PyCon APAC 2021
Data Pipelines 4 All
Here is the link to the repo with the set up instructions for the workshop.
Description
Pipelines are useful tools for data professionals at all levels and within different industries. From analysts who want to build processes to automate their analyses, to data engineers building extract, transform, and load pipelines, or even data scientists building models that require that a series of steps occur on the data needed before making a prediction (e.g. tokenization, scaling, or one of the many feature engineering techniques available). With this in mind, the goal of this tutorial is to help data professionals from diverse fields and at diverse levels build pipelines that can move and transform data as well as make useful predictions given different sets of inputs.
The tutorial will emphasize both methodology and frameworks through a top-down approach. Several of the open source libraries included are Prefect, MLFlow, Scikit-Learn, XGBoost, FastAPI, pandas, and the HoloViz suite of libraries. In addition, the tutorial covers important concepts regarding data engineering, data analytics, and machine learning. Participants will learn concepts from the fields where the datasets came from as well, and build a foundation on how to reverse engineer data pipelines and other processes they find in the wild.
Audience
The target audience for this session includes analysts of all level, developers, data scientists and engineers wanting to learn how to create data pipelines for their work.
Format
The tutorial has a setup section, three major lessons of 50 minutes each, and 2 breaks of 10 minutes after each at the end of lesson 1 and 2. In addition, each of the major three sections contain exercises designed to help solidify the content taught to participants.
Prerequisites (P) and Good To Have’s (GTH)
- (P) Attendees for this tutorial are expected to be familiar with Python (1 year of coding).
- (P) Participants should be comfortable with loops, functions, lists comprehensions, and if-else statements.
- (GTH) While it is not necessary to have knowledge of Prefect, MLFlow, Scikit-Learn, XGBoost, FastAPI, pandas, and the HoloViz suite of libraries, a bit of experience with these libraries would be very beneficial throughout this tutorial.
- (P) Participants should have at least 5 GB of free space in their computers.

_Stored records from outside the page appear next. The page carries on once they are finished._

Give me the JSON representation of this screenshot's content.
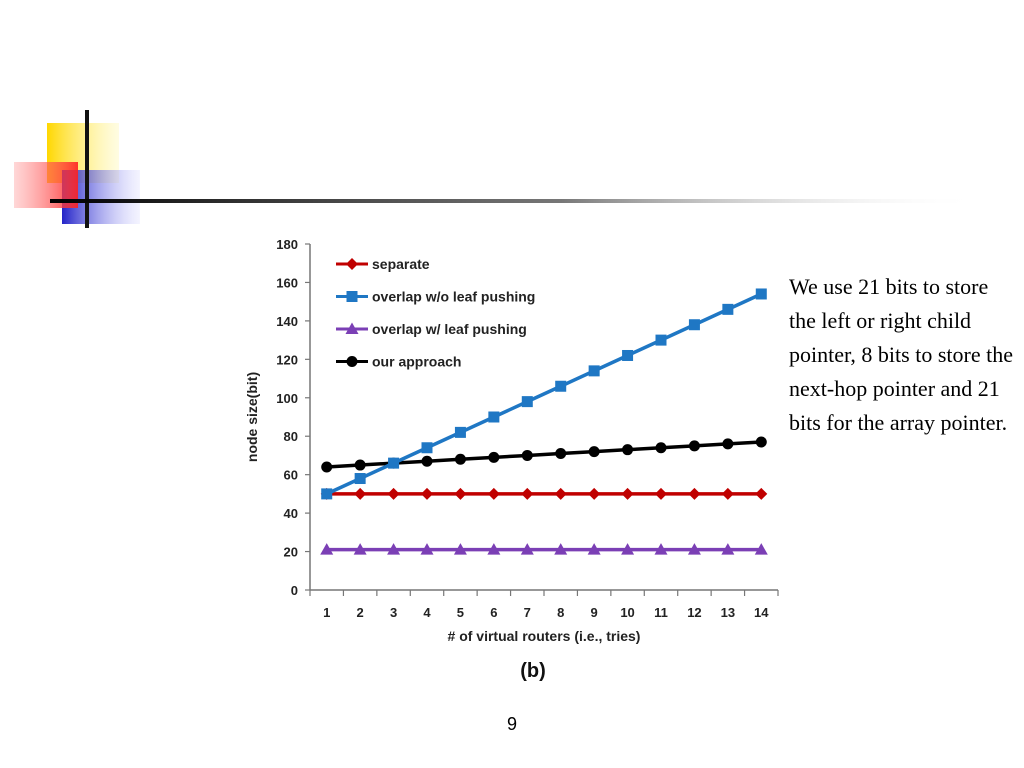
{
  "slide": {
    "note": "We use 21 bits to store the left or right child pointer, 8 bits to store the next-hop pointer and 21 bits for the array pointer.",
    "page_number": "9"
  },
  "colors": {
    "separate": "#c00000",
    "overlap_wo": "#1f77c4",
    "overlap_w": "#7b3fb5",
    "our_approach": "#000000",
    "deco_yellow": "#ffd700",
    "deco_red": "#ff3030",
    "deco_blue": "#2323c8"
  },
  "chart_data": {
    "type": "line",
    "title": "",
    "caption": "(b)",
    "xlabel": "# of virtual routers (i.e., tries)",
    "ylabel": "node size(bit)",
    "x": [
      1,
      2,
      3,
      4,
      5,
      6,
      7,
      8,
      9,
      10,
      11,
      12,
      13,
      14
    ],
    "x_ticks": [
      "1",
      "2",
      "3",
      "4",
      "5",
      "6",
      "7",
      "8",
      "9",
      "10",
      "11",
      "12",
      "13",
      "14"
    ],
    "y_ticks": [
      "0",
      "20",
      "40",
      "60",
      "80",
      "100",
      "120",
      "140",
      "160",
      "180"
    ],
    "ylim": [
      0,
      180
    ],
    "grid": false,
    "legend_position": "top-left",
    "series": [
      {
        "name": "separate",
        "marker": "diamond",
        "color": "#c00000",
        "values": [
          50,
          50,
          50,
          50,
          50,
          50,
          50,
          50,
          50,
          50,
          50,
          50,
          50,
          50
        ]
      },
      {
        "name": "overlap w/o leaf pushing",
        "marker": "square",
        "color": "#1f77c4",
        "values": [
          50,
          58,
          66,
          74,
          82,
          90,
          98,
          106,
          114,
          122,
          130,
          138,
          146,
          154
        ]
      },
      {
        "name": "overlap w/ leaf pushing",
        "marker": "triangle",
        "color": "#7b3fb5",
        "values": [
          21,
          21,
          21,
          21,
          21,
          21,
          21,
          21,
          21,
          21,
          21,
          21,
          21,
          21
        ]
      },
      {
        "name": "our approach",
        "marker": "circle",
        "color": "#000000",
        "values": [
          64,
          65,
          66,
          67,
          68,
          69,
          70,
          71,
          72,
          73,
          74,
          75,
          76,
          77
        ]
      }
    ]
  }
}
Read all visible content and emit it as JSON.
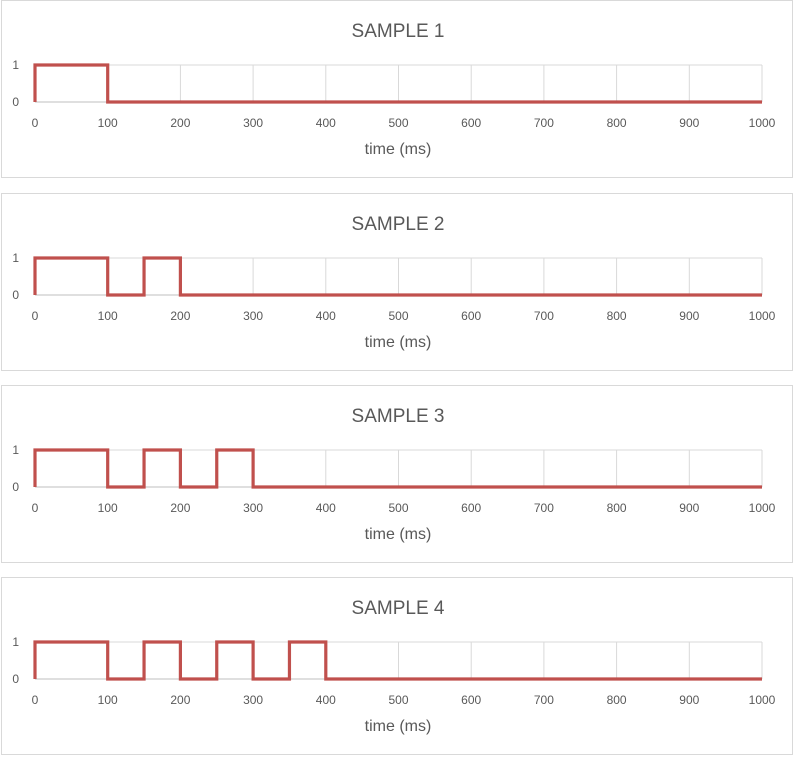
{
  "chart_data": [
    {
      "type": "line",
      "title": "SAMPLE 1",
      "xlabel": "time (ms)",
      "ylabel": "",
      "xlim": [
        0,
        1000
      ],
      "ylim": [
        0,
        1
      ],
      "x_ticks": [
        "0",
        "100",
        "200",
        "300",
        "400",
        "500",
        "600",
        "700",
        "800",
        "900",
        "1000"
      ],
      "y_ticks": [
        "0",
        "1"
      ],
      "grid": "vertical",
      "series": [
        {
          "color": "#c0504d",
          "points": [
            [
              0,
              0
            ],
            [
              0,
              1
            ],
            [
              100,
              1
            ],
            [
              100,
              0
            ],
            [
              1000,
              0
            ]
          ]
        }
      ]
    },
    {
      "type": "line",
      "title": "SAMPLE 2",
      "xlabel": "time (ms)",
      "ylabel": "",
      "xlim": [
        0,
        1000
      ],
      "ylim": [
        0,
        1
      ],
      "x_ticks": [
        "0",
        "100",
        "200",
        "300",
        "400",
        "500",
        "600",
        "700",
        "800",
        "900",
        "1000"
      ],
      "y_ticks": [
        "0",
        "1"
      ],
      "grid": "vertical",
      "series": [
        {
          "color": "#c0504d",
          "points": [
            [
              0,
              0
            ],
            [
              0,
              1
            ],
            [
              100,
              1
            ],
            [
              100,
              0
            ],
            [
              150,
              0
            ],
            [
              150,
              1
            ],
            [
              200,
              1
            ],
            [
              200,
              0
            ],
            [
              1000,
              0
            ]
          ]
        }
      ]
    },
    {
      "type": "line",
      "title": "SAMPLE 3",
      "xlabel": "time (ms)",
      "ylabel": "",
      "xlim": [
        0,
        1000
      ],
      "ylim": [
        0,
        1
      ],
      "x_ticks": [
        "0",
        "100",
        "200",
        "300",
        "400",
        "500",
        "600",
        "700",
        "800",
        "900",
        "1000"
      ],
      "y_ticks": [
        "0",
        "1"
      ],
      "grid": "vertical",
      "series": [
        {
          "color": "#c0504d",
          "points": [
            [
              0,
              0
            ],
            [
              0,
              1
            ],
            [
              100,
              1
            ],
            [
              100,
              0
            ],
            [
              150,
              0
            ],
            [
              150,
              1
            ],
            [
              200,
              1
            ],
            [
              200,
              0
            ],
            [
              250,
              0
            ],
            [
              250,
              1
            ],
            [
              300,
              1
            ],
            [
              300,
              0
            ],
            [
              1000,
              0
            ]
          ]
        }
      ]
    },
    {
      "type": "line",
      "title": "SAMPLE 4",
      "xlabel": "time (ms)",
      "ylabel": "",
      "xlim": [
        0,
        1000
      ],
      "ylim": [
        0,
        1
      ],
      "x_ticks": [
        "0",
        "100",
        "200",
        "300",
        "400",
        "500",
        "600",
        "700",
        "800",
        "900",
        "1000"
      ],
      "y_ticks": [
        "0",
        "1"
      ],
      "grid": "vertical",
      "series": [
        {
          "color": "#c0504d",
          "points": [
            [
              0,
              0
            ],
            [
              0,
              1
            ],
            [
              100,
              1
            ],
            [
              100,
              0
            ],
            [
              150,
              0
            ],
            [
              150,
              1
            ],
            [
              200,
              1
            ],
            [
              200,
              0
            ],
            [
              250,
              0
            ],
            [
              250,
              1
            ],
            [
              300,
              1
            ],
            [
              300,
              0
            ],
            [
              350,
              0
            ],
            [
              350,
              1
            ],
            [
              400,
              1
            ],
            [
              400,
              0
            ],
            [
              1000,
              0
            ]
          ]
        }
      ]
    }
  ],
  "colors": {
    "grid": "#d9d9d9",
    "axis": "#bfbfbf",
    "text": "#595959"
  }
}
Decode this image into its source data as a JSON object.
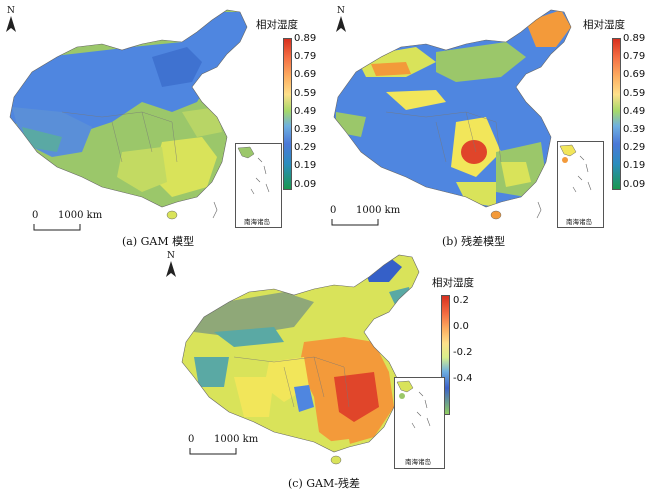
{
  "panels": [
    {
      "caption": "(a) GAM 模型",
      "legend_title": "相对湿度",
      "legend_ticks": [
        "0.89",
        "0.79",
        "0.69",
        "0.59",
        "0.49",
        "0.39",
        "0.29",
        "0.19",
        "0.09"
      ],
      "legend_gradient": [
        "#d7301f",
        "#f46d43",
        "#fdae61",
        "#fee08b",
        "#a6d96a",
        "#6fb0e0",
        "#4a78d8",
        "#2b8cbe",
        "#1a9850"
      ],
      "scale_label": "1000 km",
      "scale_zero": "0",
      "north": "N",
      "inset_label": "南海诸岛"
    },
    {
      "caption": "(b) 残差模型",
      "legend_title": "相对湿度",
      "legend_ticks": [
        "0.89",
        "0.79",
        "0.69",
        "0.59",
        "0.49",
        "0.39",
        "0.29",
        "0.19",
        "0.09"
      ],
      "legend_gradient": [
        "#d7301f",
        "#f46d43",
        "#fdae61",
        "#fee08b",
        "#a6d96a",
        "#6fb0e0",
        "#4a78d8",
        "#2b8cbe",
        "#1a9850"
      ],
      "scale_label": "1000 km",
      "scale_zero": "0",
      "north": "N",
      "inset_label": "南海诸岛"
    },
    {
      "caption": "(c) GAM-残差",
      "legend_title": "相对湿度",
      "legend_ticks": [
        "0.2",
        "0.0",
        "-0.2",
        "-0.4"
      ],
      "legend_gradient": [
        "#d7301f",
        "#f46d43",
        "#fee08b",
        "#d9ef8b",
        "#6fb0e0",
        "#3a60c8",
        "#91cf60"
      ],
      "scale_label": "1000 km",
      "scale_zero": "0",
      "north": "N",
      "inset_label": "南海诸岛"
    }
  ],
  "colors": {
    "blue": "#4f86e0",
    "deep_blue": "#3560c8",
    "green": "#9bc76a",
    "yellow_green": "#d9e35a",
    "yellow": "#f2e65a",
    "orange": "#f39a3a",
    "red": "#e0452a",
    "teal": "#5aa9a4",
    "grey_green": "#8fa878"
  }
}
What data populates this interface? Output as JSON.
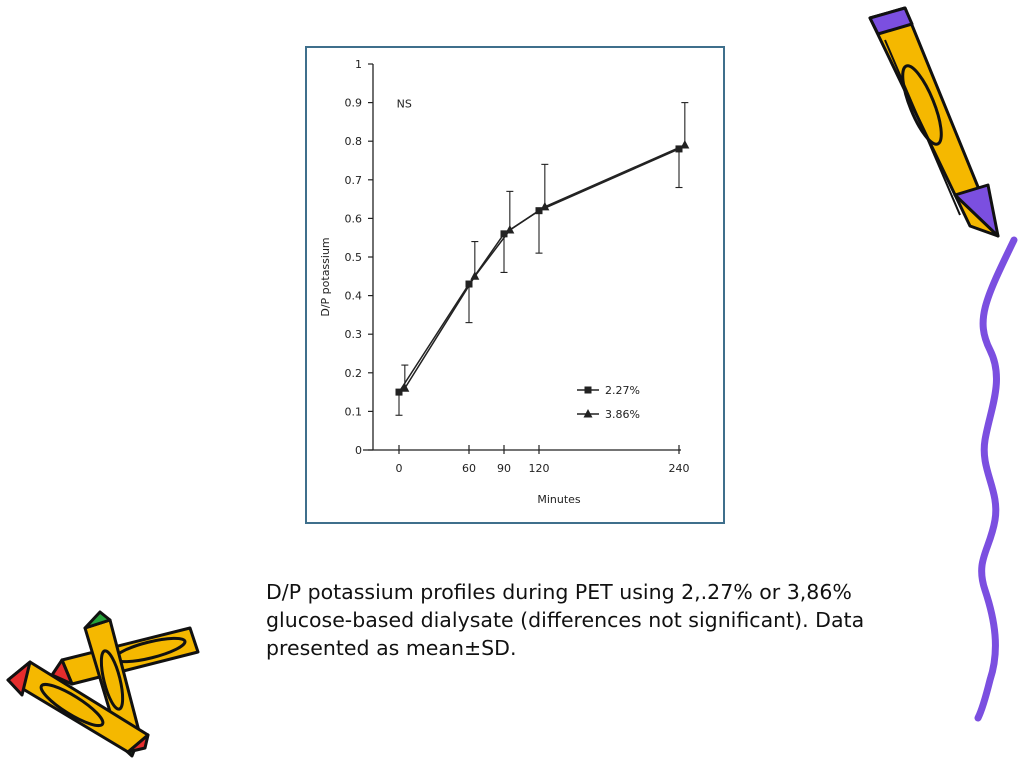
{
  "caption": "D/P potassium profiles during PET using 2,.27% or 3,86% glucose-based dialysate (differences not significant). Data presented as mean±SD.",
  "chart_data": {
    "type": "line",
    "title": "",
    "xlabel": "Minutes",
    "ylabel": "D/P potassium",
    "xlim": [
      -8,
      255
    ],
    "ylim": [
      0,
      1
    ],
    "x_ticks": [
      0,
      60,
      90,
      120,
      240
    ],
    "y_ticks": [
      0,
      0.1,
      0.2,
      0.3,
      0.4,
      0.5,
      0.6,
      0.7,
      0.8,
      0.9,
      1
    ],
    "y_tick_labels": [
      "0",
      "0.1",
      "0.2",
      "0.3",
      "0.4",
      "0.5",
      "0.6",
      "0.7",
      "0.8",
      "0.9",
      "1"
    ],
    "annotation": "NS",
    "legend_position": "bottom-right",
    "series": [
      {
        "name": "2.27%",
        "marker": "square",
        "x": [
          0,
          60,
          90,
          120,
          240
        ],
        "y": [
          0.15,
          0.43,
          0.56,
          0.62,
          0.78
        ],
        "err": [
          0.06,
          0.1,
          0.1,
          0.11,
          0.1
        ]
      },
      {
        "name": "3.86%",
        "marker": "triangle",
        "x": [
          5,
          65,
          95,
          125,
          245
        ],
        "y": [
          0.16,
          0.45,
          0.57,
          0.63,
          0.79
        ],
        "err": [
          0.06,
          0.09,
          0.1,
          0.11,
          0.11
        ]
      }
    ]
  },
  "decorations": {
    "pencil_body_color": "#f5b800",
    "pencil_outline_color": "#111111",
    "squiggle_color": "#7b4fe0",
    "pencil_icon_names": [
      "pencil-icon",
      "crossed-pencils-icon"
    ]
  }
}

- (GTH) While it is not required to have experience with an integrated development environment like Jupyter Lab, this would be very beneficial for the session.
Outline
Total time budgeted including breaks - 3.5 hours
- Introduction and Setup (~10 minutes)
- Getting the environment set up. We will be using Jupyter Lab throughout but participants experiencing difficulties throughout the session will also have the option to walk through the tutorial using Binder
- Quick breakdown of the session
- Flash instructor intro
- Data Engineering Pipelines (~40 minutes)
- Intro to the datasets
- ETL Pipeline Breakdown
- Exercise (7-min)
- 10-minute break
- Data Analytic Pipelines (~50 minutes)
- Intro to the dataset
- Interactive dashboard creation and customization
- Dashboard, main functions breakdown, and pipeline creation
- Exercise (7-min)
- 10-minute break
- Machine Learning Pipelines (~50 minutes)
- Intro to the dataset
- ML Pipelines breakdown
- Model development
- Exercise (7-min)
Additional Notes
I work as an educator, researcher, and data scientist, and have taught Python to hundreds of students with backgrounds ranging from complete beginner to advanced. My lessons are full of metaphors, quotes, funny pictures and exercises to make sure students leave my sessions at least with a laugh, a new concept learned, a new Python trick, or all of the above.
I have done several short tutorials at meetups on a variety of topics within data analytics and Python programming. Most recently, I taught one of the 3-hour tutorials at SciPy Japan 2020 using a bottom up approach and I am excited about the opportunity to do another session with a reverse approach.